Nobody likes to admit weakness, but for the speaker of "Yet Do I Marvel," weakness is something nobody can escape. For the speaker, weakness is being unable to understand God's ways. It's not a physical weakness so much as a weakness against a force much greater than all of us: God. But what's troublesome is that God seems like a contradiction. If He's good, why all the suffering in the world? But it's this weakness, the speaker's inability to read God's mind, that leads him to the wonder captured in the turn at the end of the poem—to marvel at being a black poet is surely not a weakness, but it's the speaker's weakness in understanding God's ways that lead to his wonderment in the first place.
Questions About Weakness
- How does weakness play a part in the examples of suffering in the first 8 lines (octet) of the poem? Why does the speaker use examples of weakness that can't be changed? In other words, the examples of weakness in the poem seem like they're a permanent state of affairs—how does this affect the overall meaning of the poem?
- How does the speaker portray God as someone who is too powerful to be understood by human beings? What words, images, and references does the speaker use to clarify God's power over life?

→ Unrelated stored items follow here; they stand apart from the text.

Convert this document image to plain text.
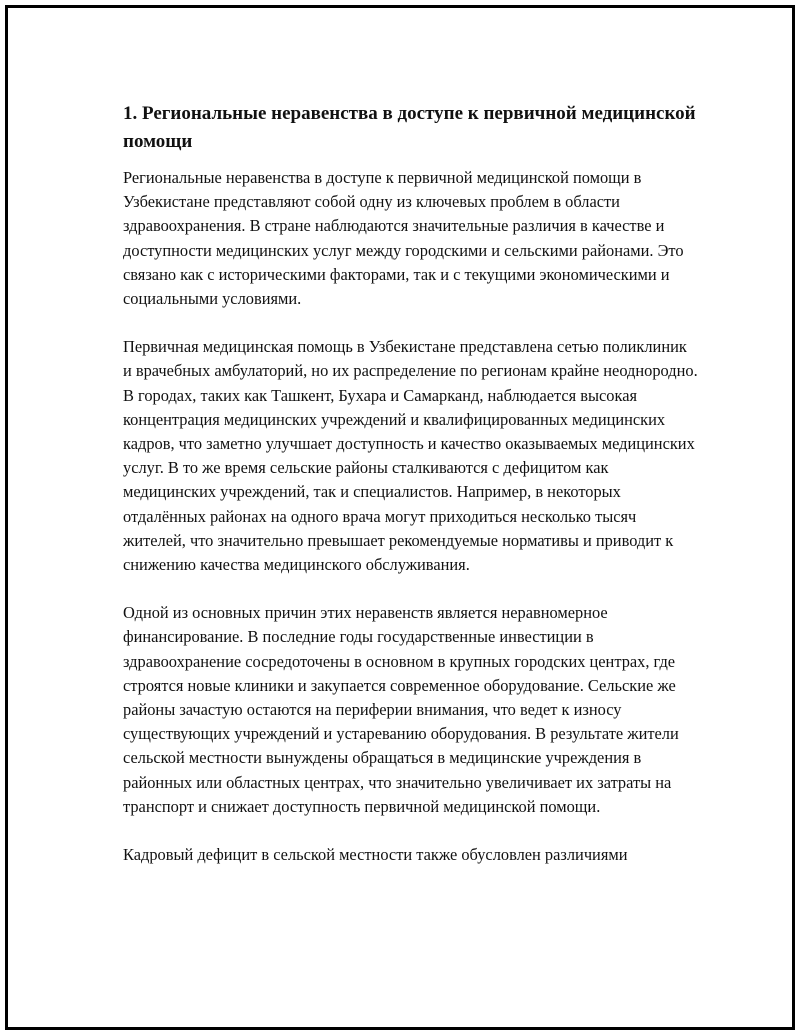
1. Региональные неравенства в доступе к первичной медицинской помощи

Региональные неравенства в доступе к первичной медицинской помощи в Узбекистане представляют собой одну из ключевых проблем в области здравоохранения. В стране наблюдаются значительные различия в качестве и доступности медицинских услуг между городскими и сельскими районами. Это связано как с историческими факторами, так и с текущими экономическими и социальными условиями.

Первичная медицинская помощь в Узбекистане представлена сетью поликлиник и врачебных амбулаторий, но их распределение по регионам крайне неоднородно. В городах, таких как Ташкент, Бухара и Самарканд, наблюдается высокая концентрация медицинских учреждений и квалифицированных медицинских кадров, что заметно улучшает доступность и качество оказываемых медицинских услуг. В то же время сельские районы сталкиваются с дефицитом как медицинских учреждений, так и специалистов. Например, в некоторых отдалённых районах на одного врача могут приходиться несколько тысяч жителей, что значительно превышает рекомендуемые нормативы и приводит к снижению качества медицинского обслуживания.

Одной из основных причин этих неравенств является неравномерное финансирование. В последние годы государственные инвестиции в здравоохранение сосредоточены в основном в крупных городских центрах, где строятся новые клиники и закупается современное оборудование. Сельские же районы зачастую остаются на периферии внимания, что ведет к износу существующих учреждений и устареванию оборудования. В результате жители сельской местности вынуждены обращаться в медицинские учреждения в районных или областных центрах, что значительно увеличивает их затраты на транспорт и снижает доступность первичной медицинской помощи.

Кадровый дефицит в сельской местности также обусловлен различиями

- Is the last line of the poem about weakness or is it about empowerment? How does the speaker's claim that humans are powerless over God become the source of wonderment at the end of the poem?
Chew on This
Pain is just weakness leaving the body, right? Uh, okay, that might help if you're Rocky Balboa training for a title fight, but if you're like the speaker, then weakness over understanding God's mysterious ways is the cause of much suffering and confusion in the world.
Despite a list of different ways we suffer in life, the speaker turns weakness over God's ways into a strength that leads him to marvel at his own identity as a black poet.